Governor Ned Lamont’s State Supreme Court choice to replace a departing Associate Justice, Sandra Slack Glover, is now in trouble. In a top of the fold Hartford Courant story, “Senate could block Glover,” reporter Chris Keating notes, “Traditionally a judicial nominee by a Democratic governor is virtually guaranteed confirmation when fellow Democrats control both chambers of the legislature.”
So, what’s the beef against Glover? State Supreme Court nominee Glover had signed her name in 2017 to a letter supporting Amy Coney Barrett to become a federal appeals court judge. Glover, we may assume, was not gifted with prevision and could not know at the time that Glover would years later join a Supreme Court that would reverse Roe v. Wade.
Glover testified before the state’s Judiciary Committee that she regretted having signed the letter, but neo-progressive legislators in the General Assembly are not interested in apologetics. They are chiefly interested in promoting issues that will add voters to the Democrat side of the political divide, and abortion rights are a hot button issue.

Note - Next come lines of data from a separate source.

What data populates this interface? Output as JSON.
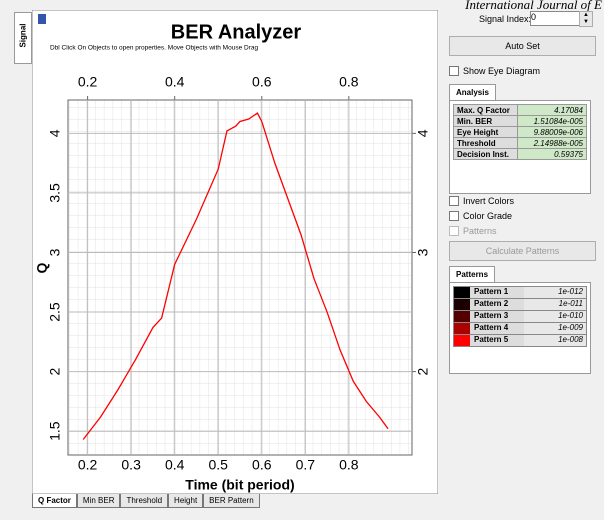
{
  "chart_data": {
    "type": "line",
    "title": "BER Analyzer",
    "subtitle": "Dbl Click On Objects to open properties.  Move Objects with Mouse Drag",
    "xlabel": "Time (bit period)",
    "ylabel": "Q",
    "x": [
      0.19,
      0.23,
      0.27,
      0.31,
      0.35,
      0.37,
      0.4,
      0.45,
      0.5,
      0.52,
      0.54,
      0.55,
      0.57,
      0.59,
      0.6,
      0.63,
      0.66,
      0.69,
      0.72,
      0.75,
      0.78,
      0.81,
      0.84,
      0.87,
      0.89
    ],
    "values": [
      1.43,
      1.62,
      1.85,
      2.1,
      2.37,
      2.45,
      2.9,
      3.28,
      3.7,
      4.02,
      4.06,
      4.1,
      4.12,
      4.17,
      4.1,
      3.75,
      3.45,
      3.15,
      2.78,
      2.5,
      2.18,
      1.92,
      1.75,
      1.62,
      1.52
    ],
    "color": "#ff0000",
    "xlim": [
      0.155,
      0.945
    ],
    "xticks": [
      0.2,
      0.3,
      0.4,
      0.5,
      0.6,
      0.7,
      0.8
    ],
    "xticks_top": [
      0.2,
      0.4,
      0.6,
      0.8
    ],
    "ylim": [
      1.3,
      4.28
    ],
    "yticks": [
      1.5,
      2,
      2.5,
      3,
      3.5,
      4
    ],
    "y2lim": [
      1.3,
      4.28
    ],
    "y2ticks": [
      2,
      3,
      4
    ],
    "grid": true
  },
  "ui": {
    "header_text": "International Journal of E",
    "side_tab": "Signal",
    "bottom_tabs": [
      "Q Factor",
      "Min BER",
      "Threshold",
      "Height",
      "BER Pattern"
    ],
    "signal_index_label": "Signal Index:",
    "signal_index": "0",
    "auto_set": "Auto Set",
    "show_eye": "Show Eye Diagram",
    "analysis_tab": "Analysis",
    "analysis": [
      [
        "Max. Q Factor",
        "4.17084"
      ],
      [
        "Min. BER",
        "1.51084e-005"
      ],
      [
        "Eye Height",
        "9.88009e-006"
      ],
      [
        "Threshold",
        "2.14988e-005"
      ],
      [
        "Decision Inst.",
        "0.59375"
      ]
    ],
    "invert": "Invert Colors",
    "color_grade": "Color Grade",
    "patterns_cb": "Patterns",
    "calc": "Calculate Patterns",
    "patterns_tab": "Patterns",
    "patterns": [
      {
        "label": "Pattern 1",
        "value": "1e-012",
        "color": "#000000"
      },
      {
        "label": "Pattern 2",
        "value": "1e-011",
        "color": "#1a0000"
      },
      {
        "label": "Pattern 3",
        "value": "1e-010",
        "color": "#550000"
      },
      {
        "label": "Pattern 4",
        "value": "1e-009",
        "color": "#aa0000"
      },
      {
        "label": "Pattern 5",
        "value": "1e-008",
        "color": "#ff0000"
      }
    ]
  }
}
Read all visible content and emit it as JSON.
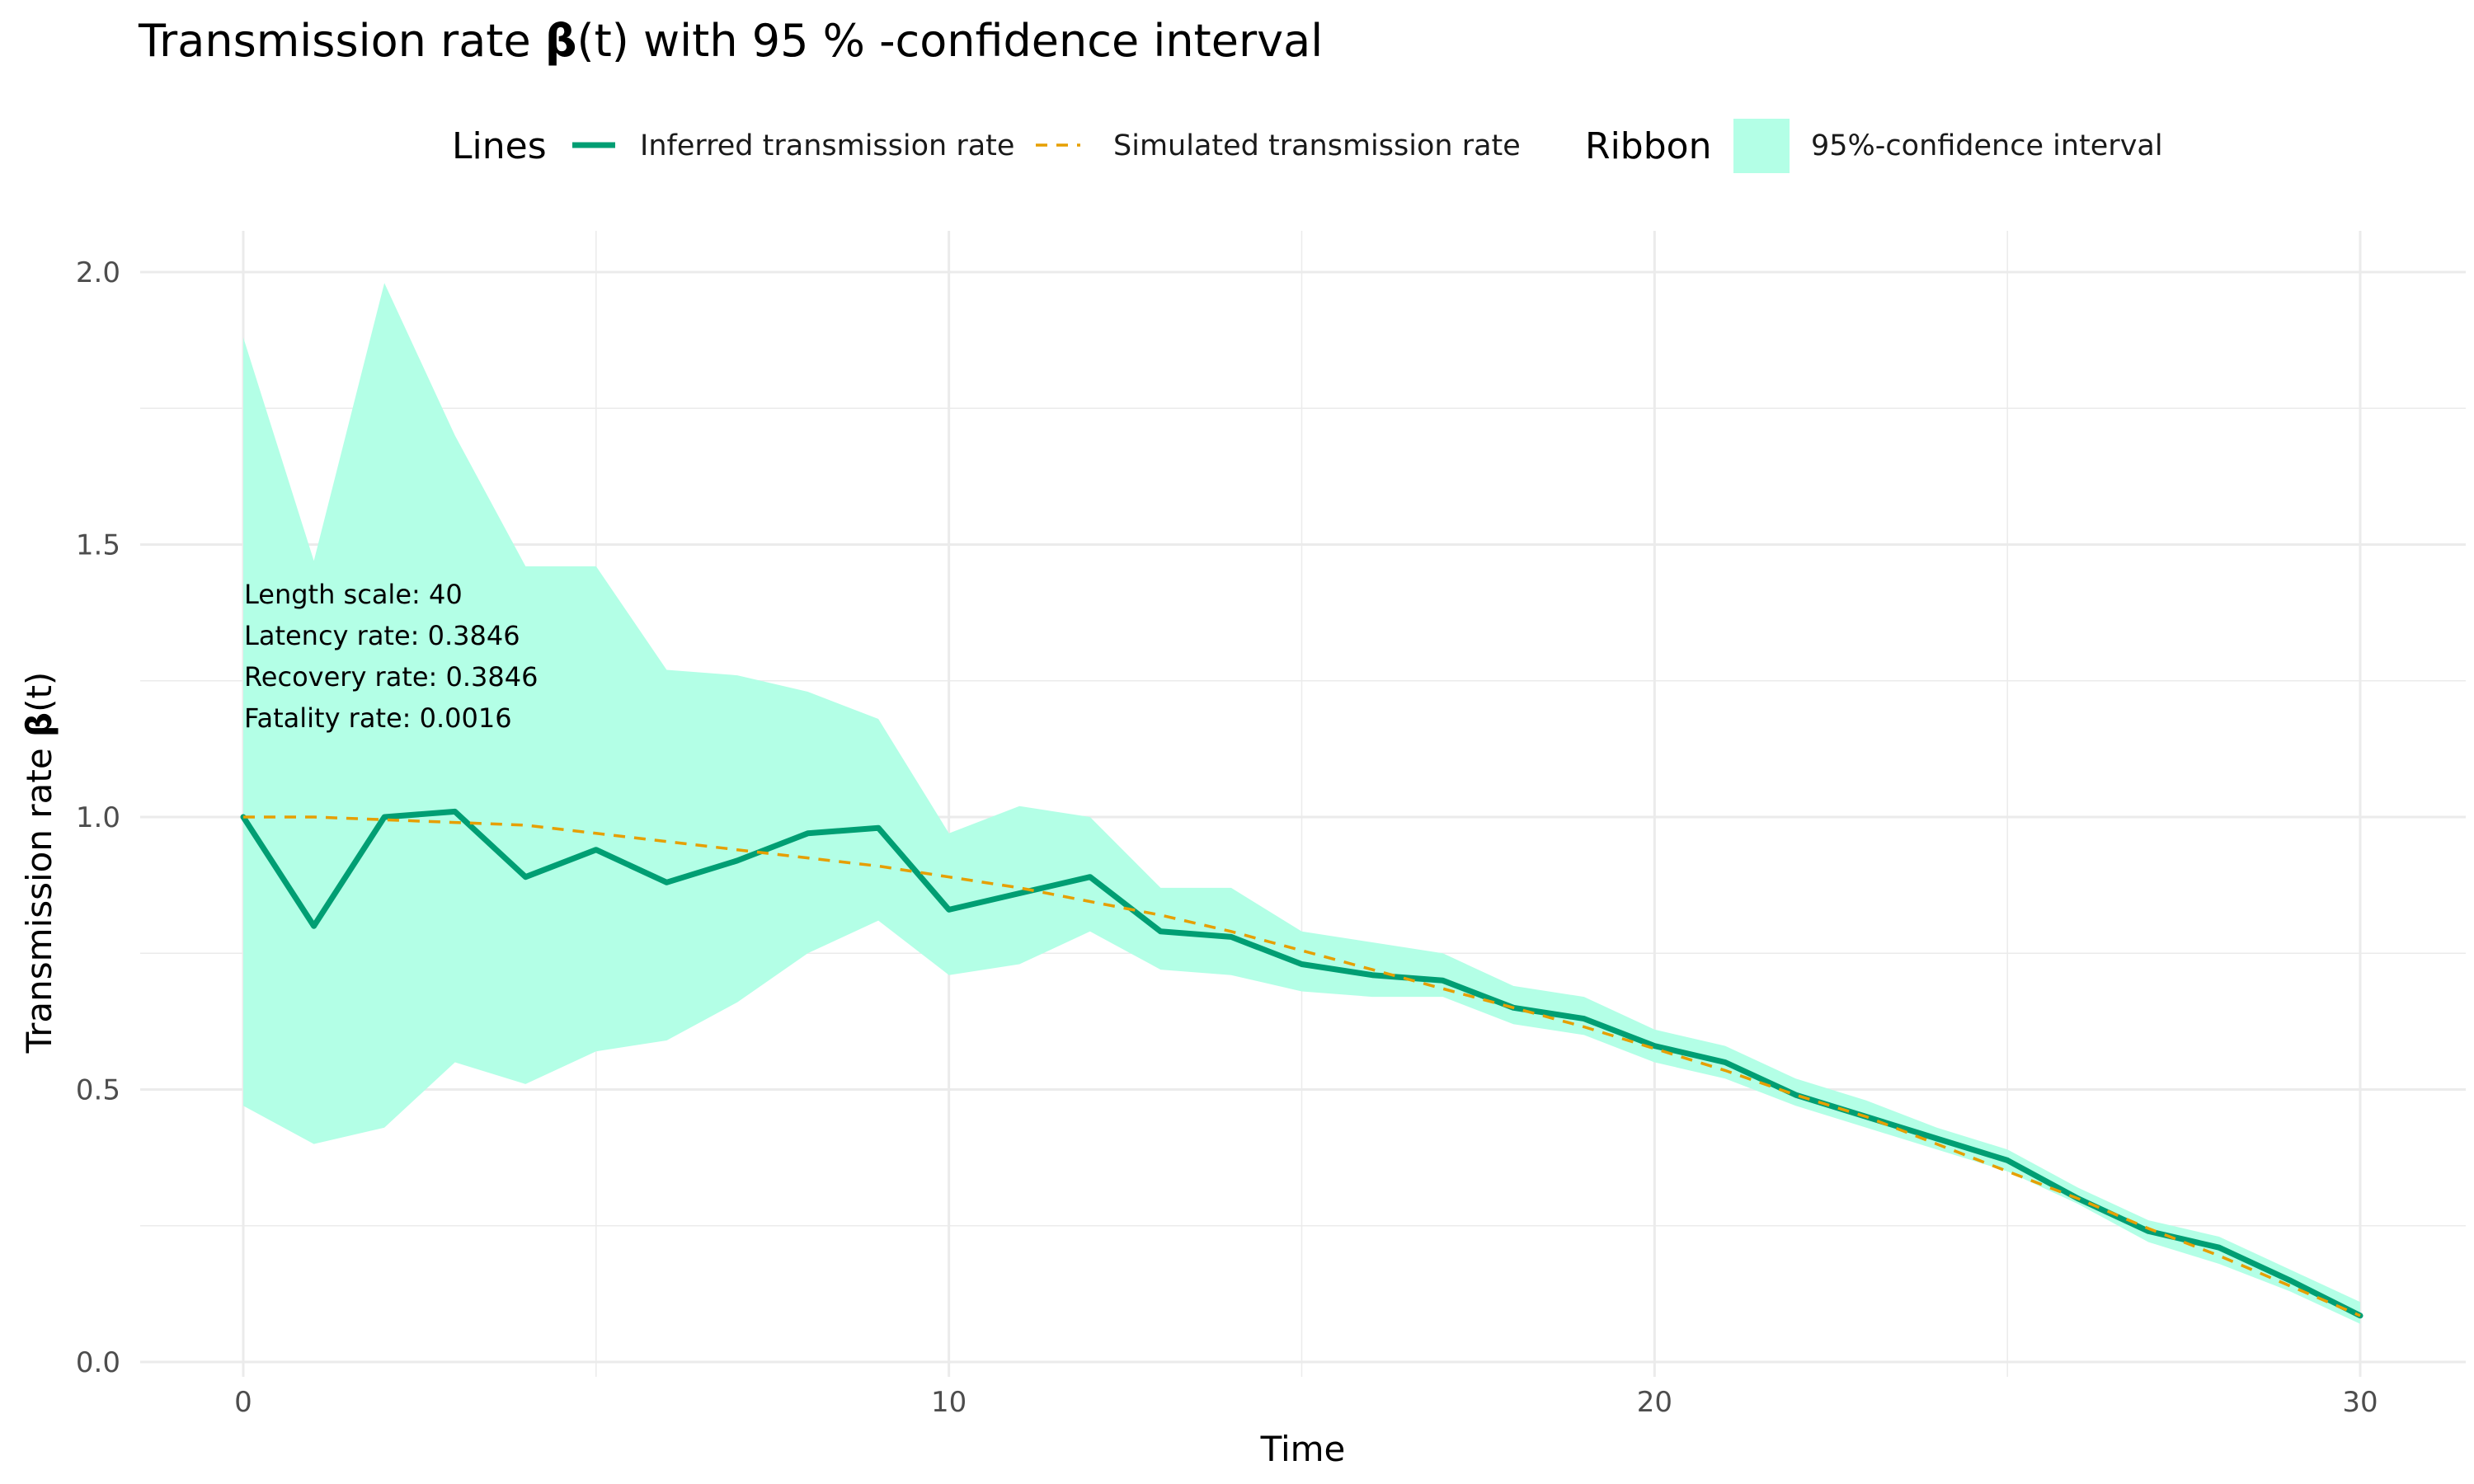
{
  "chart_data": {
    "type": "line",
    "title_prefix": "Transmission rate ",
    "title_symbol": "β",
    "title_suffix": "(t) with 95 % -confidence interval",
    "xlabel": "Time",
    "ylabel_prefix": "Transmission rate ",
    "ylabel_symbol": "β",
    "ylabel_suffix": "(t)",
    "xlim": [
      -3,
      31.5
    ],
    "ylim": [
      0,
      2.0
    ],
    "x_ticks": [
      0,
      10,
      20,
      30
    ],
    "x_tick_labels": [
      "0",
      "10",
      "20",
      "30"
    ],
    "y_ticks": [
      0,
      0.5,
      1.0,
      1.5,
      2.0
    ],
    "y_tick_labels": [
      "0.0",
      "0.5",
      "1.0",
      "1.5",
      "2.0"
    ],
    "grid": true,
    "legend": {
      "position": "top",
      "lines_title": "Lines",
      "ribbon_title": "Ribbon",
      "entries": [
        {
          "label": "Inferred transmission rate",
          "kind": "solid",
          "color": "#009E73"
        },
        {
          "label": "Simulated transmission rate",
          "kind": "dashed",
          "color": "#E69F00"
        },
        {
          "label": "95%-confidence interval",
          "kind": "ribbon",
          "color": "#B3FFE6"
        }
      ]
    },
    "annotations": [
      "Length scale: 40",
      "Latency rate: 0.3846",
      "Recovery rate: 0.3846",
      "Fatality rate: 0.0016"
    ],
    "x": [
      0,
      1,
      2,
      3,
      4,
      5,
      6,
      7,
      8,
      9,
      10,
      11,
      12,
      13,
      14,
      15,
      16,
      17,
      18,
      19,
      20,
      21,
      22,
      23,
      24,
      25,
      26,
      27,
      28,
      29,
      30
    ],
    "series": [
      {
        "name": "Inferred transmission rate",
        "color": "#009E73",
        "values": [
          1.0,
          0.8,
          1.0,
          1.01,
          0.89,
          0.94,
          0.88,
          0.92,
          0.97,
          0.98,
          0.83,
          0.86,
          0.89,
          0.79,
          0.78,
          0.73,
          0.71,
          0.7,
          0.65,
          0.63,
          0.58,
          0.55,
          0.49,
          0.45,
          0.41,
          0.37,
          0.3,
          0.24,
          0.21,
          0.15,
          0.085
        ]
      },
      {
        "name": "Simulated transmission rate",
        "color": "#E69F00",
        "values": [
          1.0,
          1.0,
          0.995,
          0.99,
          0.985,
          0.97,
          0.955,
          0.94,
          0.925,
          0.91,
          0.89,
          0.87,
          0.845,
          0.82,
          0.79,
          0.755,
          0.72,
          0.685,
          0.65,
          0.615,
          0.575,
          0.535,
          0.49,
          0.45,
          0.4,
          0.35,
          0.3,
          0.245,
          0.195,
          0.14,
          0.085
        ]
      }
    ],
    "ribbon": {
      "name": "95%-confidence interval",
      "color": "#B3FFE6",
      "lower": [
        0.47,
        0.4,
        0.43,
        0.55,
        0.51,
        0.57,
        0.59,
        0.66,
        0.75,
        0.81,
        0.71,
        0.73,
        0.79,
        0.72,
        0.71,
        0.68,
        0.67,
        0.67,
        0.62,
        0.6,
        0.55,
        0.52,
        0.47,
        0.43,
        0.39,
        0.35,
        0.29,
        0.22,
        0.18,
        0.13,
        0.07
      ],
      "upper": [
        1.88,
        1.47,
        1.98,
        1.7,
        1.46,
        1.46,
        1.27,
        1.26,
        1.23,
        1.18,
        0.97,
        1.02,
        1.0,
        0.87,
        0.87,
        0.79,
        0.77,
        0.75,
        0.69,
        0.67,
        0.61,
        0.58,
        0.52,
        0.48,
        0.43,
        0.39,
        0.32,
        0.26,
        0.23,
        0.17,
        0.11
      ]
    }
  }
}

So then, Glover signed a letter that was partly responsible for Barrett’s elevation to a federal appeals court. Barrett later was elevated to the U.S. Supreme Court on the strength of her sterling record. The U.S. Supreme Court later ruled 1) that the prior position of the U.S. Supreme Court in their Roe v. Wade decision was irredeemably defective, and 2) that decisions regarding abortion should properly be made by state legislatures, not courts – in effect sanctioning the above Connecticut statutes supporting abortion and preventing lesser courts from overriding such decisions.
One can clearly imagine those opposing the Glover nomination as neo-McCarthyites waving their paper files and shouting in the face of a dispirited opposition, “How dare you oppose our demands!”
Connecticut has since added provisions to its neo-progressive abortion legislation. How progressive is Connecticut in the matter of abortion?
Journal Inquirer columnist Chris Powell tells us that Wesleyan University in Middletown, “a citadel of leftist groupthink,” bowing to pressure from the university’s “chapter of the Democratic Socialists … has agreed to pay for abortions for its students.” Powell concludes that “abortion fanaticism may be meant mainly as a distraction from the defects of both the national and state Democratic administrations. It presumes that clamor about abortion can induce most people to forget about inflation, forever wars, open borders, and the soaring national debt as long as there is a chance that the law somewhere might impede abortion of viable fetuses.”
Powell’s analysis is considerably sounder than America’s inflated currency.